Quelle différence entre mise en sécurité et mise aux normes d’un tableau électrique ?
La mise en sécurité vise à supprimer les dangers immédiats sur une installation existante : coupure générale, protection différentielle adaptée, disjoncteurs contre les surintensités, absence de matériels vétustes, protection mécanique des conducteurs, points sensibles de salle d’eau. La mise aux normes, elle, cherche la conformité à la NF C 15-100 en vigueur.
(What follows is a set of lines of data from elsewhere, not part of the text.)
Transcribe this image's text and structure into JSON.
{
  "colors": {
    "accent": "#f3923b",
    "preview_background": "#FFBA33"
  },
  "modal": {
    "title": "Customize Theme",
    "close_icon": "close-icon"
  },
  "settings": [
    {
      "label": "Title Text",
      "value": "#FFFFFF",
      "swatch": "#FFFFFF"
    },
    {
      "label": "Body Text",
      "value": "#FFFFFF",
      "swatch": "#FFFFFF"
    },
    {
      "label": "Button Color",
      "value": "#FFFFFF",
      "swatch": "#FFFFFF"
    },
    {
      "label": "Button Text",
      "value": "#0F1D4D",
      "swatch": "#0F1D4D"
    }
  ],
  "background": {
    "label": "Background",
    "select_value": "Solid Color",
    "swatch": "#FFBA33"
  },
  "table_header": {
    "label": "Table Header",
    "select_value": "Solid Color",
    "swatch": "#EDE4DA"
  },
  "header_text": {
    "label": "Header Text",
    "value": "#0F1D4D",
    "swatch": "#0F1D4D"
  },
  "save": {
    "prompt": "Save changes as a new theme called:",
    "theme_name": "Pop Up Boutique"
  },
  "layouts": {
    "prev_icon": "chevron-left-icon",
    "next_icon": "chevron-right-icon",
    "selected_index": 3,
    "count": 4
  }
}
En pratique, on parle correctement de conformité surtout en neuf ou en rénovation totale ; sur un logement ancien, beaucoup de chantiers relèvent d’abord de la mise en sécurité.
Faut-il forcément un CONSUEL pour remplacer un tableau ?
Pas systématiquement. Pour un simple remplacement dans une installation existante, sans création d’installation neuve complète ni certains cas particuliers de remise en service, il n’y a pas automatiquement d’attestation à viser. En revanche, dès qu’on entre dans une rénovation totale, une création d’installation, une mise en service spécifique ou certains travaux encadrés, la question du CONSUEL doit être posée au départ. Il faut donc raisonner au cas par cas, pas appliquer une réponse unique à tous les chantiers.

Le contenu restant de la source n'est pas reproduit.